There came a day when Lilian's mother was diagnosed with a terminal illness and, as so often happens in the end, Lilian found herself keeping vigil by her mother's deathbed. Lilian's mother sleeps often now, eyes moving rapidly beneath parchment-thin lids. Every time those eyes close, Lilian wonders if they will re-open. And every time, the wondering hurts. Now Lilian sits, holding her mother's withered hand in her own, and she thinks how strange it is that her love for her mother makes this so unbearably painful- and yet also gives her the strength to keep coming back, day after day.
"You can ask me," the voice is soft, but there is no tremor in it. Lilian's mother is meeting her death with the same calm acceptance she has always met everything. "I know you've wanted to, for years now. I could never quite understand why you didn't."
"Ask you what, mother?" says Lilian, smoothing her mother's denuded scalp. She had had such beautiful hair, before: always braided and pinned so precisely.

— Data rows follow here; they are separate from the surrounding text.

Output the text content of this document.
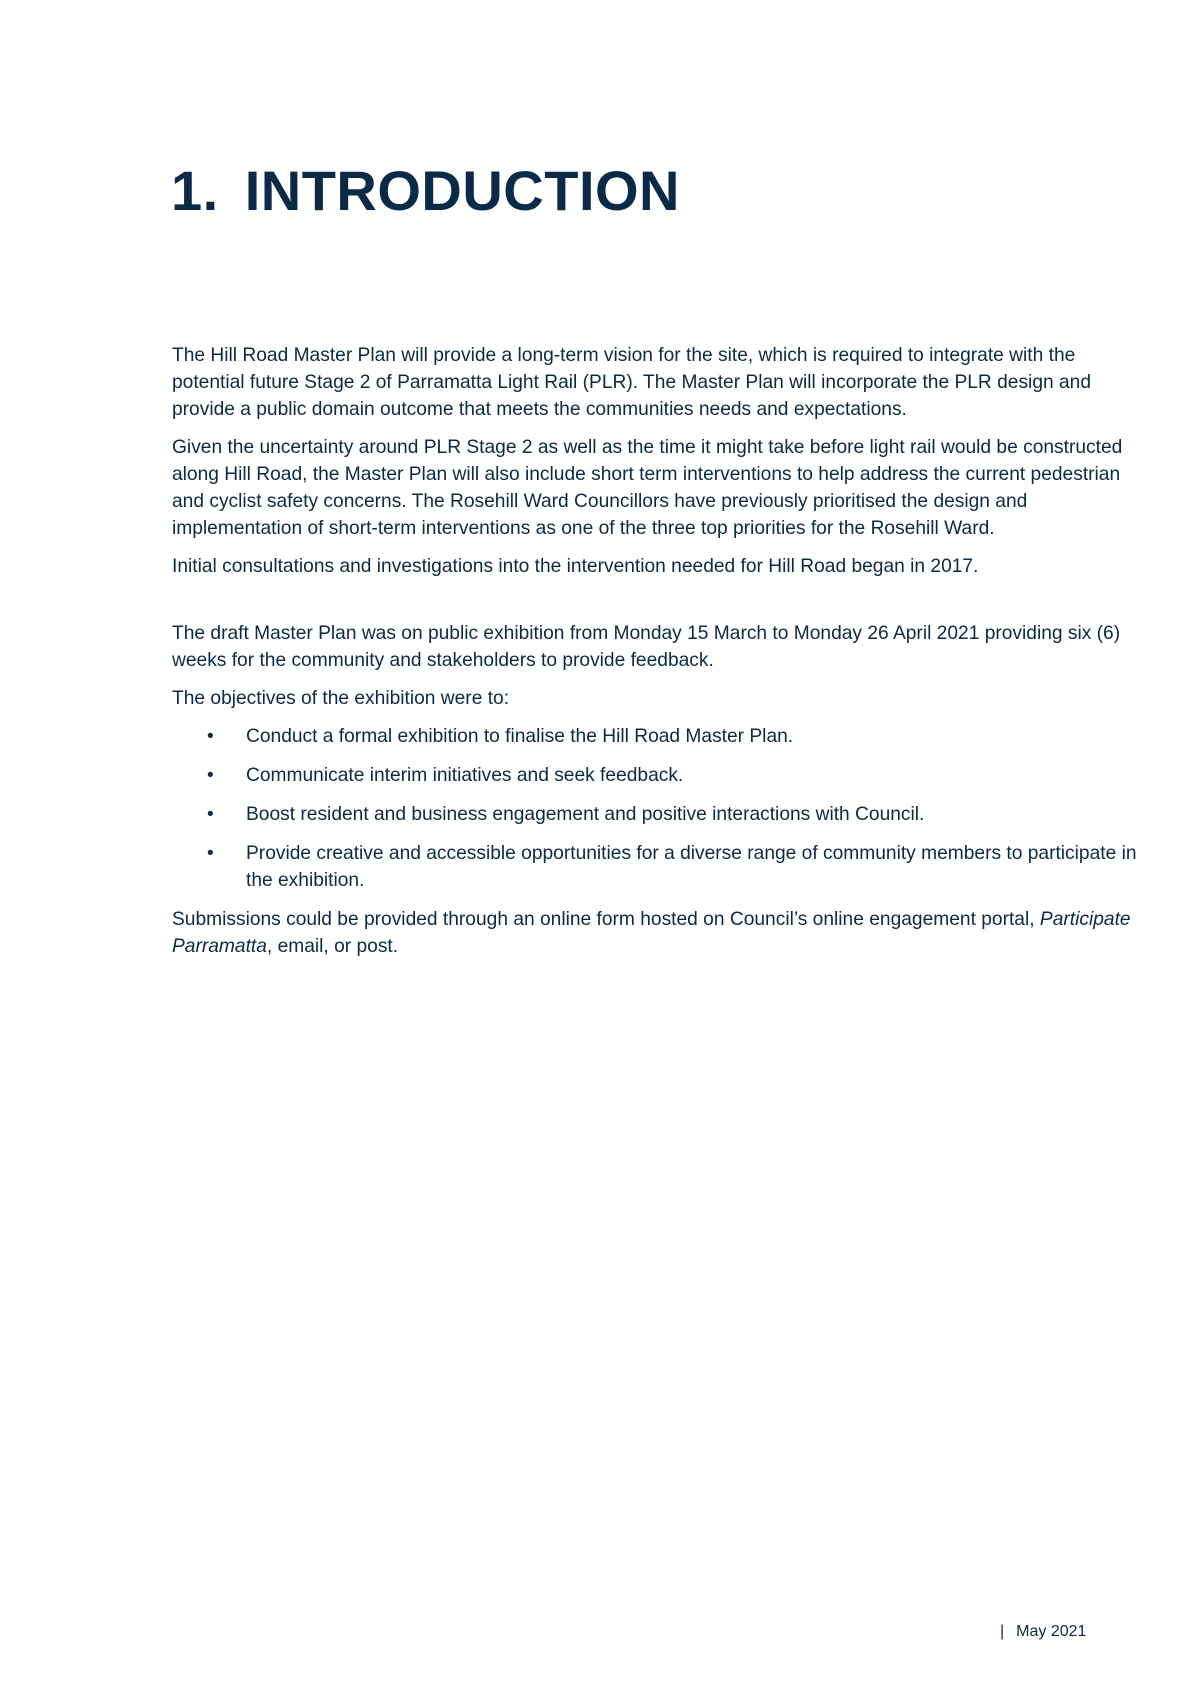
1. INTRODUCTION

The Hill Road Master Plan will provide a long-term vision for the site, which is required to integrate with the potential future Stage 2 of Parramatta Light Rail (PLR). The Master Plan will incorporate the PLR design and provide a public domain outcome that meets the communities needs and expectations.

Given the uncertainty around PLR Stage 2 as well as the time it might take before light rail would be constructed along Hill Road, the Master Plan will also include short term interventions to help address the current pedestrian and cyclist safety concerns. The Rosehill Ward Councillors have previously prioritised the design and implementation of short-term interventions as one of the three top priorities for the Rosehill Ward.

Initial consultations and investigations into the intervention needed for Hill Road began in 2017.

The draft Master Plan was on public exhibition from Monday 15 March to Monday 26 April 2021 providing six (6) weeks for the community and stakeholders to provide feedback.

The objectives of the exhibition were to:

• Conduct a formal exhibition to finalise the Hill Road Master Plan.
• Communicate interim initiatives and seek feedback.
• Boost resident and business engagement and positive interactions with Council.
• Provide creative and accessible opportunities for a diverse range of community members to participate in the exhibition.

Submissions could be provided through an online form hosted on Council’s online engagement portal, Participate Parramatta, email, or post.

| May 2021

Lilian's mother turns her face to her daughter, and opens her eyes. "Ask me if it's true."
"If what's true?" says Lilian. Her heart jumps, begins to race, but Lilian tries to keep her fingers light on her mother's, careful not to betray the adrenaline now surging through her system. She knows, of course, exactly what it is her mother is talking about. Lilian's mother flutters her hand beneath Lilian's in encouragement.
"This is your last chance to ask, my darling. And I don't want you to have any regrets in life that could have been so easily prevented. You already know the answer, I think."
Lilian takes a shaking breath, then looks deeply into her mother's night-black eyes. "If I already know the answer, why would I ask that question?"
The corner of her mother's mouth twitches with amusement. "Alright then. Ask the question you don't know the answer to."
For a long time, Lilian is silent, searching her mother's eyes for the cold flash, or for anything that might explain without her having to ask. All she gets back is her own reflection, small and haunted in a distorted hospice room. At last Lilian breathes, "Why?" and she isn't even certain which why she means.
"Because you were mine," the answer is immediate and fierce, and suddenly Lilian sees something uncoiling in the depths of her mother's gaze. This is not merely a cold flash- no, this is a burning cold so deep and terrible that it carves mountains into nothing; kills entire species; remakes entire worlds. Lilian gasps, and the mini-Lilians in her mother's icy eyes do the same, unconsciously recoiling. Abruptly the eyes close, cutting Lilian off from her reflections, and from whatever it is that Lilian's mother has never allowed herself to be.
"I couldn't love you," her mother whispers. "But I could protect you. And I did."